Yesterday several Bay Area Derby folks had lunch together: Bryan Pendleton, David Vancouvering, Kathey Marsden, Myrna van Lunteren, and myself. I wanted to bring the Derby-related conversation back to the community:

1) We talked about our growing bug backlog. It seemed to us that the bulk of the bugs were recorded by Derby developers--issues which we have stumbled on ourselves. On the bright side, it seemed to us that the community was doing a decent job of fixing production problems reported from real-life usage. We did note that some very hard bugs have languished several years.
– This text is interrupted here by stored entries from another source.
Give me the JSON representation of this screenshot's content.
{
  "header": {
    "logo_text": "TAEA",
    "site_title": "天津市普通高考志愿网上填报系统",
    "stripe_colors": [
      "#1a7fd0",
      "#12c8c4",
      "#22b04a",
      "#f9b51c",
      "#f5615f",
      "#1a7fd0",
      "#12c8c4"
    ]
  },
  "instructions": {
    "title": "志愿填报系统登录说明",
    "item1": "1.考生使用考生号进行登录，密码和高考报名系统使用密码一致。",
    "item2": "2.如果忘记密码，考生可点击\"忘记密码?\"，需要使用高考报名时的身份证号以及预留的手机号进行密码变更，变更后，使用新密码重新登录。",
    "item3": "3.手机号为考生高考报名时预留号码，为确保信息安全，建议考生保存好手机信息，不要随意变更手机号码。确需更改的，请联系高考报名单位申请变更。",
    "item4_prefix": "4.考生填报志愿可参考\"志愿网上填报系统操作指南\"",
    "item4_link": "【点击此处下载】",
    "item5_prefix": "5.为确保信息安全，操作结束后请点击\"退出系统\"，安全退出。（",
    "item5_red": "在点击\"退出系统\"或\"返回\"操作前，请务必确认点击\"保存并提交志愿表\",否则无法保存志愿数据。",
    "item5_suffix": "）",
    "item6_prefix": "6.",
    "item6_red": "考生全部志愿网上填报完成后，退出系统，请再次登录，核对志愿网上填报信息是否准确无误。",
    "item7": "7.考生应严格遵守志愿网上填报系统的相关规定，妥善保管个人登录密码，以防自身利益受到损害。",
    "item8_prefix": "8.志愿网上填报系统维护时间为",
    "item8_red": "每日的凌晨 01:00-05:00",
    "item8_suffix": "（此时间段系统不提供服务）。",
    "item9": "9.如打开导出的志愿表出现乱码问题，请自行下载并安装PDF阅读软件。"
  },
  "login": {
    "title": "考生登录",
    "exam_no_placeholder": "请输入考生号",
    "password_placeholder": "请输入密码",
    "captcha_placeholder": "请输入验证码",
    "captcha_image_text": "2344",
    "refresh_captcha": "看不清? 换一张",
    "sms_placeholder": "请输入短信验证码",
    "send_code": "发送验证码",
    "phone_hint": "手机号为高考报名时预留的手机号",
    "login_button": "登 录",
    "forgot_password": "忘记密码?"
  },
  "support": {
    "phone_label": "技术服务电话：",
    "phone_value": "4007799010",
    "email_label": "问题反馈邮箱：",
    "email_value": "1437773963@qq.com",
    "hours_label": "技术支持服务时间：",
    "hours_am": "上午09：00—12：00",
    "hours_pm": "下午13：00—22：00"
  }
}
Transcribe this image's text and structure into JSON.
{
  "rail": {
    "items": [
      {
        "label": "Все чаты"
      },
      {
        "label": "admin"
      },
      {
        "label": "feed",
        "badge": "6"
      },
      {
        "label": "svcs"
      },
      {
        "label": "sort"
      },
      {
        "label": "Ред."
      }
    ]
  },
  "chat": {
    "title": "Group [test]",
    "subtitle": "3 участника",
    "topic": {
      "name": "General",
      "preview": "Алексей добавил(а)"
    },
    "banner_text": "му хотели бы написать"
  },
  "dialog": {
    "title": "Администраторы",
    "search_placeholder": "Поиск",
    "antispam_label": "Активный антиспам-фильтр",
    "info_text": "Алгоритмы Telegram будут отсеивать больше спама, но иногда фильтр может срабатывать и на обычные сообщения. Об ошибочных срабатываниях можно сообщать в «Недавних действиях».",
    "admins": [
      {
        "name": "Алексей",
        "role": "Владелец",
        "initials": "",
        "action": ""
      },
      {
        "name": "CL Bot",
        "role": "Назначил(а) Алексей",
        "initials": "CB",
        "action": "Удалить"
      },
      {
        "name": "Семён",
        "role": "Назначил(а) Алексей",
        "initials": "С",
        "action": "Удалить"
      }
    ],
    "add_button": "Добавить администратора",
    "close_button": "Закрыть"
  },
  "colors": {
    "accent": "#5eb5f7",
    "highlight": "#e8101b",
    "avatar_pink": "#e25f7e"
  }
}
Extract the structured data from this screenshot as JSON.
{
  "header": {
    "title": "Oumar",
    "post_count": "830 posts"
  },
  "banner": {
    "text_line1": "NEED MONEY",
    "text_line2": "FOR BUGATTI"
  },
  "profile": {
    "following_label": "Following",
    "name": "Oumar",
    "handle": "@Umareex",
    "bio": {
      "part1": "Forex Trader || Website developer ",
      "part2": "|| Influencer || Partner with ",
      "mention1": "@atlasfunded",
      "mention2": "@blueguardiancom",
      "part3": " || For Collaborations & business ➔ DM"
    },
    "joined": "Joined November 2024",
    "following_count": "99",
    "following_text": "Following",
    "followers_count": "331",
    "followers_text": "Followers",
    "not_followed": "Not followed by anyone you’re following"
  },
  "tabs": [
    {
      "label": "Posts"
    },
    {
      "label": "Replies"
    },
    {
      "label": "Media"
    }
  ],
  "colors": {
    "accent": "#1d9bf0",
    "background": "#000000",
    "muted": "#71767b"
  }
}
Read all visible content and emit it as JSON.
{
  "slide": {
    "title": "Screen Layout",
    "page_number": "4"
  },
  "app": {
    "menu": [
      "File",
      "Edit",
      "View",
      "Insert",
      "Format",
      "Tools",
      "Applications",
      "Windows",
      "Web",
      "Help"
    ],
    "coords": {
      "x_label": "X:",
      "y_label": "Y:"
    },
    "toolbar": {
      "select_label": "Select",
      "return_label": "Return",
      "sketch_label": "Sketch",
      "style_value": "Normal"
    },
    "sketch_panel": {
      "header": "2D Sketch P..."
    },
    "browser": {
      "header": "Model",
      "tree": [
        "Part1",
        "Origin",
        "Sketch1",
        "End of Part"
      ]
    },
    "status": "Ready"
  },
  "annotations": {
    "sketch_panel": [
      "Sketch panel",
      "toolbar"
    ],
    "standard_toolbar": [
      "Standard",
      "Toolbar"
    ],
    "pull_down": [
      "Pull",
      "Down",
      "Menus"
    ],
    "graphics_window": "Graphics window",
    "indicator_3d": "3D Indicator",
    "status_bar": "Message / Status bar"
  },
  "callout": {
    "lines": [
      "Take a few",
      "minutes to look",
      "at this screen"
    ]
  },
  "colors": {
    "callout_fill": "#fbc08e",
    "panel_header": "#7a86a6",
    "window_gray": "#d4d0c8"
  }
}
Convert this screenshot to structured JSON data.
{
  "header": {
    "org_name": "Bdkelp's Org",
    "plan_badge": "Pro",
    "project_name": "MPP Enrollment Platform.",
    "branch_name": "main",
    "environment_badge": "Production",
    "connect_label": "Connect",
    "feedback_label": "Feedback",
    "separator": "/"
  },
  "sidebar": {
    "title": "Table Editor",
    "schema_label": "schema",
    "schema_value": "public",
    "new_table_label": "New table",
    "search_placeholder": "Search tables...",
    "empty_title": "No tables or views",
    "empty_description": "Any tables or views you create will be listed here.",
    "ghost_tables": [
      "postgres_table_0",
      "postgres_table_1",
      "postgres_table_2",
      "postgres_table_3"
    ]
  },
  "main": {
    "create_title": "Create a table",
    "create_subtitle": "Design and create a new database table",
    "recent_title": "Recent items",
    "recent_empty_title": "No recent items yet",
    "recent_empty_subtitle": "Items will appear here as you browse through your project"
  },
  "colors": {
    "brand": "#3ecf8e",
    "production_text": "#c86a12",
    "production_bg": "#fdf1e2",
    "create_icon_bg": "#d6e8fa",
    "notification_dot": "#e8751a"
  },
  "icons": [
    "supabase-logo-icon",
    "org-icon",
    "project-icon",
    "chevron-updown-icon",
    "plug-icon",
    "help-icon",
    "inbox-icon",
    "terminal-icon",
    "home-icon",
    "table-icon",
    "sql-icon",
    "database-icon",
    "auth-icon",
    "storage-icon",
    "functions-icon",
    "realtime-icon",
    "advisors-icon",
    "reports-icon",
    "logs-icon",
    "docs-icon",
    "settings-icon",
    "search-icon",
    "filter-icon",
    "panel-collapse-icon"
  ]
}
2) We talked about the next feature release (10.5), carefully skirting the issue of who would manage it. The first quarter of next year looked like an attractive time to produce a new feature release.

3) We thought it would be useful to compile a multi-year feature roadmap.

4) We talked about how we could improve next year's Google Summer of Code. Last year's process of selecting students ended up excluding some strong candidates. We thought that we might be able to improve next year's process if we started agitating early. Here were some thoughts for generating more interesting projects next year:

a) Compile bug collections, each of which focuses on a narrow part of the system, allowing candidates to develop a sense of real mastery over a part of the code. For extra credit, each collection could be organized from easy to hard bugs in order to make the learning curve gentler.

b) Write up specs for interesting features and then provide a workplan showing a candidate how to chunk the features into bite-sized pieces.